PNP going for DK in Eastern Hanover
HOPEWELL, Hanover – People’s National Party (PNP) delegates in Eastern Hanover are to go to the polls on Sunday in what sources say is a ‘done-deal’ selection that will see D K Duncan installed, unchallenged, as chairman of the constituency.
The trip to the polls – the second in less than five months – follows a selection in May which was won by the mayor of Savanna-la-Mar, Delford Morgan, who beat former PNP candidate Lloyd Hill and ex-councillor Cleveland Wright, in a vote which saw a little over 200 of the more than 500 delegates casting their ballots.
But PNP general secretary Colin Campbell said the party had decided to hold another selection because Morgan was no longer interested in the seat.
“The constituency executive has reported that Mr Morgan is not interested,” Campbell said. “He is not campaigning so we are having another selection.”
Morgan, however, has denied losing interest in the seat. But he said he would not participate in any future selection.
“I am not going to be involved in any selection, and I will continue to be interested in being the party’s representative until I am formally advised by the party that someone else has been selected,” he said.
While acknowledging that he has not been actively campaigning in the constituency, Morgan said that he had maintained “close contact” with the area.
“My lack of presence and my lack of campaigning has to do with one thing: there is a selection process which I went through and I am simply awaiting the party’s dictates, as to who will go forward, but I am still in contact with the constituents,” he said.
Morgan added that he has decided to keep a low profile in the constituency because former PNP Cabinet minister Dr D K Duncan has been actively campaigning in the area.
.”So rather to be out there to cause any divisiveness and any friction between camps, I have tactically taken the decision to maintain contact, rather than to do day-to-day campaign,” he said.
In the meantime, Hill, who unsuccessfully contested the seat in the 2002 general elections against the Jamaica Labour Party’s Berrington Gray, agreed with Campbell that Morgan had lost interest in the constituency.

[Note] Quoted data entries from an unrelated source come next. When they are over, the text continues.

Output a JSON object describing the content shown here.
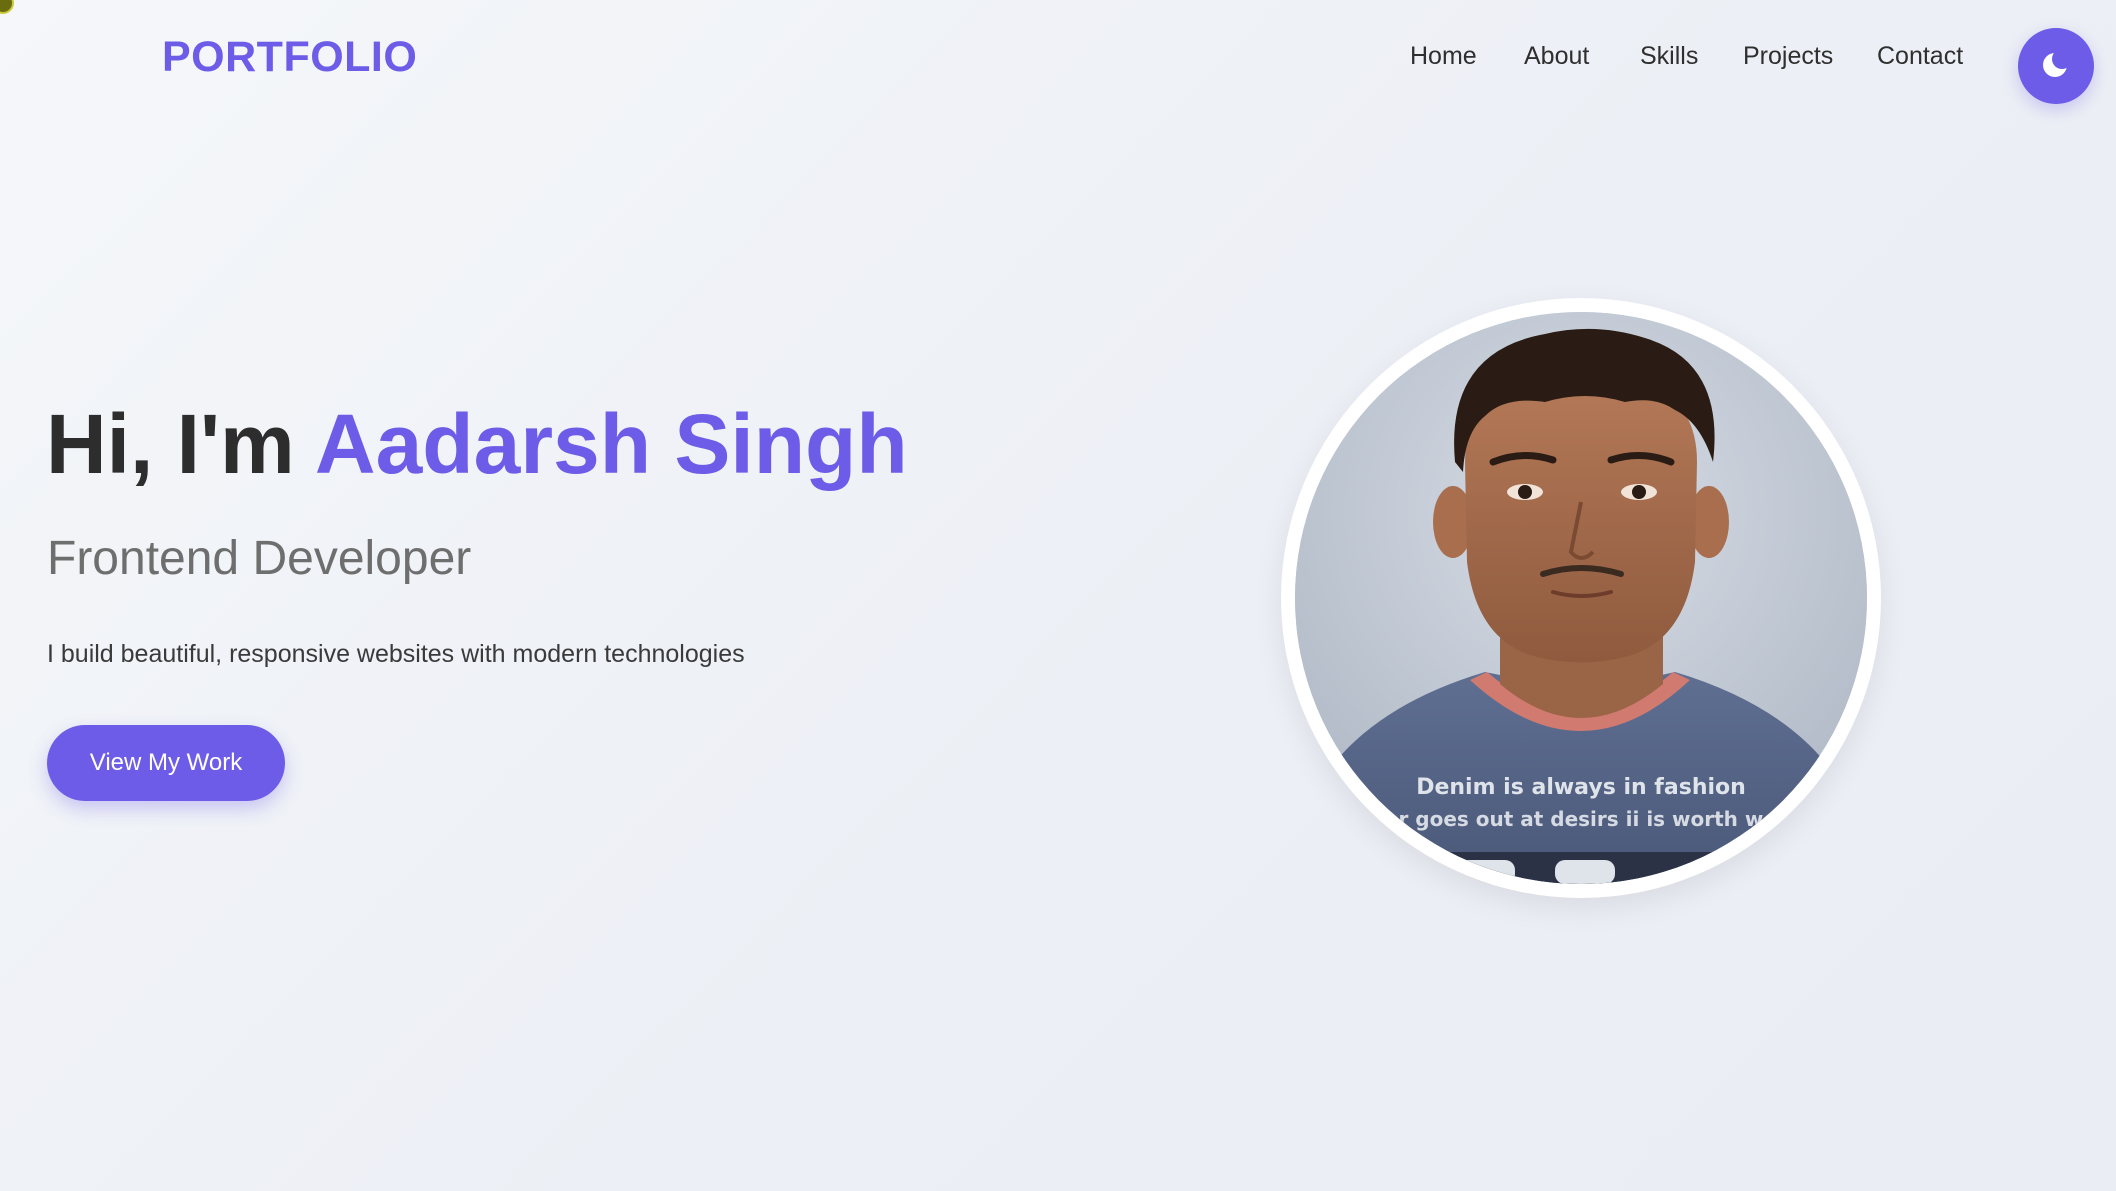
{
  "header": {
    "logo": "PORTFOLIO",
    "nav": {
      "home": "Home",
      "about": "About",
      "skills": "Skills",
      "projects": "Projects",
      "contact": "Contact"
    },
    "theme_toggle_icon": "moon-icon"
  },
  "hero": {
    "greeting": "Hi, I'm",
    "name": "Aadarsh Singh",
    "role": "Frontend Developer",
    "description": "I build beautiful, responsive websites with modern technologies",
    "cta_label": "View My Work"
  },
  "profile": {
    "shirt_text_line1": "Denim is always in fashion",
    "shirt_text_line2": "er goes out at desirs ii is worth wo"
  },
  "colors": {
    "accent": "#6c5ce7",
    "background": "#f3f5f9",
    "heading": "#2d2d2d",
    "muted": "#6e6e6e"
  }
}
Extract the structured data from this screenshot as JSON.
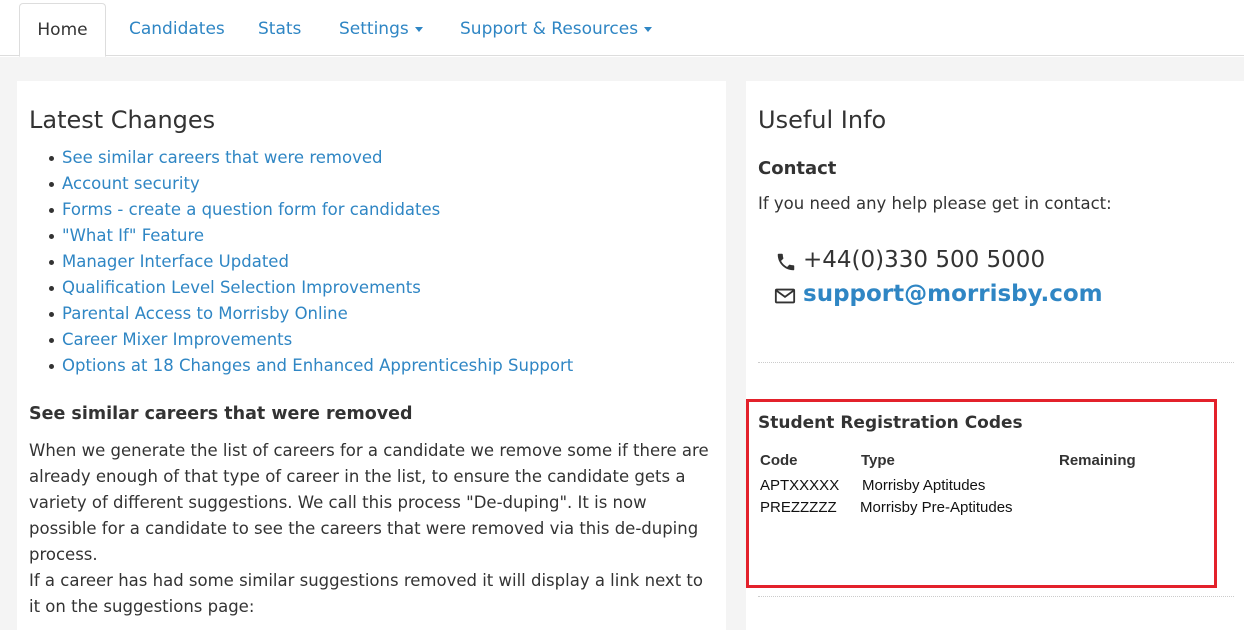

“I have not spoken with him (Morgan) personally, but from what I have been hearing is that he has formed an opinion that the party was not interested in having him as the candidate and that, combined with the activity of Comrade Duncan, has sort of caused him to figure that it does not make sense,” Hill said.
“On the other hand, Duncan has been up and around and is in touch with delegates and influential persons in the area,” he added.